We have worked with local churches to bring the community together. We have signed a land lease agreement, backed by a memorandum of understanding that places on us a responsibility to develop sustainably. In addition, we have operated a health outreach programme, providing medical services to those with greatest need. These agreements have provided an important step forward in maximising the benefits from Otakikpo for all stakeholders over the life of the field.
OPL 310
The Project
Our appraisal (and exploration) project on OPL 310 (Lekoil Nigeria: 40 per cent. participating and 70 per cent. economic interest) is centred on the world class Ogo discovery. In 2013, using monies raised in our IPO on AIM, LEKOIL invested $50m in drilling an appraisal well and sidetrack targeting Eko, Agege and the Syn-rift prospects. The result was a very significant discovery.
Reserves
Based on data from the vertical and side track wells, revised estimates for the P50 gross recoverable resources attributable to Lekoil Nigeria from the Ogo field were identified as being 232 mmboe (P50) from gross recoverable resources of 774 mmboe. This far exceeds the expected pre-drill estimate of 202 mmboe.
Progress
We are awaiting Ministerial consent from the Department of Petroleum Resources, which we expect to receive shortly. Based on the completed interpretation of the 3D seismic acquired last year, the Company is studying options for the next phase of appraisal and exploration on the block and discussing with partners Optimum the commercial arrangements for these.
Exploration assets
OPL325
LEKOIL holds a 62 per cent indirect equity interest in this exciting block, on trend to the Ogo discovery in OPL 310.

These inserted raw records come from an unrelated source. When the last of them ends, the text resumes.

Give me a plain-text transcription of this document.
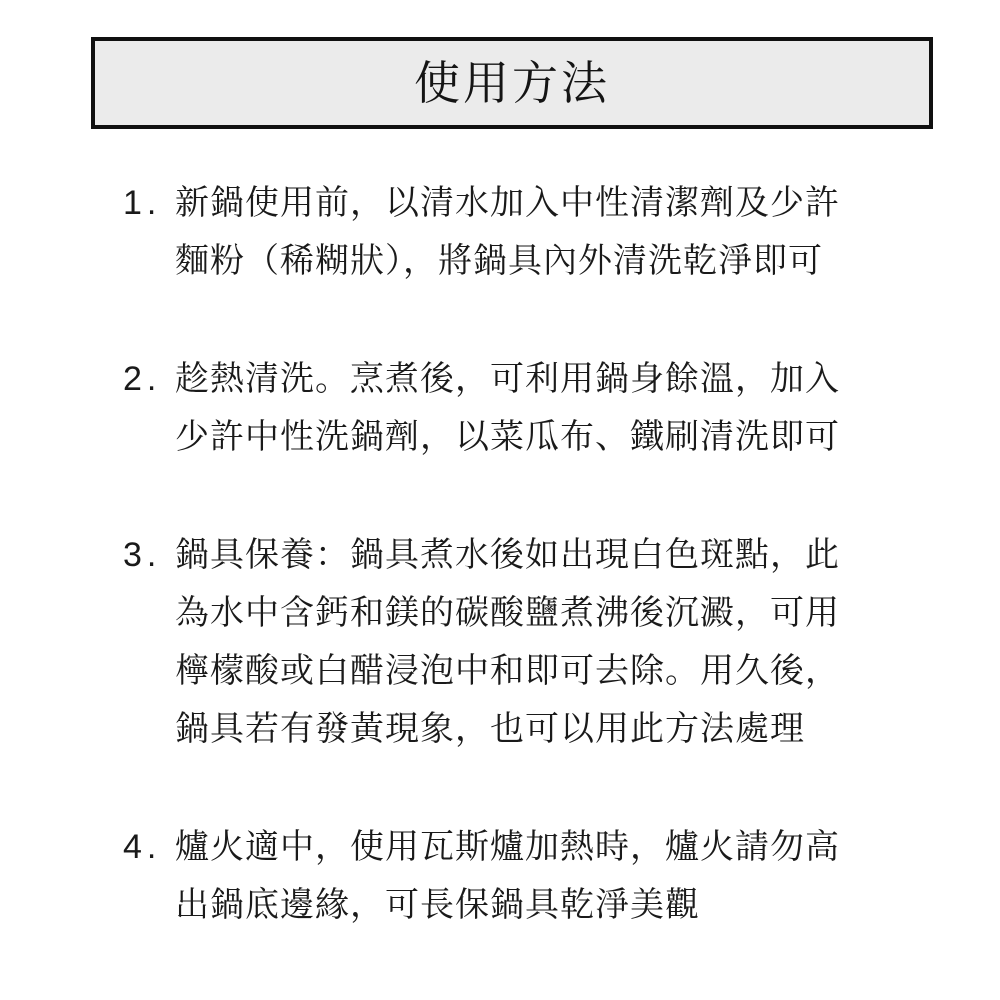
使用方法
1. 新鍋使用前，以清水加入中性清潔劑及少許
麵粉（稀糊狀），將鍋具內外清洗乾淨即可
2. 趁熱清洗。烹煮後，可利用鍋身餘溫，加入
少許中性洗鍋劑，以菜瓜布、鐵刷清洗即可
3. 鍋具保養：鍋具煮水後如出現白色斑點，此
為水中含鈣和鎂的碳酸鹽煮沸後沉澱，可用
檸檬酸或白醋浸泡中和即可去除。用久後，
鍋具若有發黃現象，也可以用此方法處理
4. 爐火適中，使用瓦斯爐加熱時，爐火請勿高
出鍋底邊緣，可長保鍋具乾淨美觀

We have commenced steps to execute a production sharing contract with the NNPC and look forward to the next phase of development.
Namibia
Lekoil Namibia, a majority-owned subsidiary of Lekoil, has been granted a one-year extension on its exploration licence for Blocks 2514 A&B in the Luderitz Basin, offshore Namibia by the Ministry of Mines and Energy. There is no incremental capital expenditure beyond the original $2.75 million commitment as a result of this extension and, subject to funding, the Company intends to finish the geological and geophysical work scoped out. Lekoil Namibia has a 77.5 per cent. participating interest and is operator in both blocks.
Financial
During the period under review and in September, LEKOIL completed the arrangement of the debt facilities to enable the completion of the Otakikpo development. The Company now has total debt facilities on Otakikpo of $24.8 million in a two-tranche facility with FBN (now fully drawn) and a 5 billion Naira facility with Sterling Bank plc (approximately $16.4 million) of which 1 billion Naira has been drawn at the time of writing. We have the flexibility to pay a portion of our development costs in Naira, and expect to draw down on the Naira facilities as needed. Both facilities from FBN and Sterling feature no pre-payment penalty clauses.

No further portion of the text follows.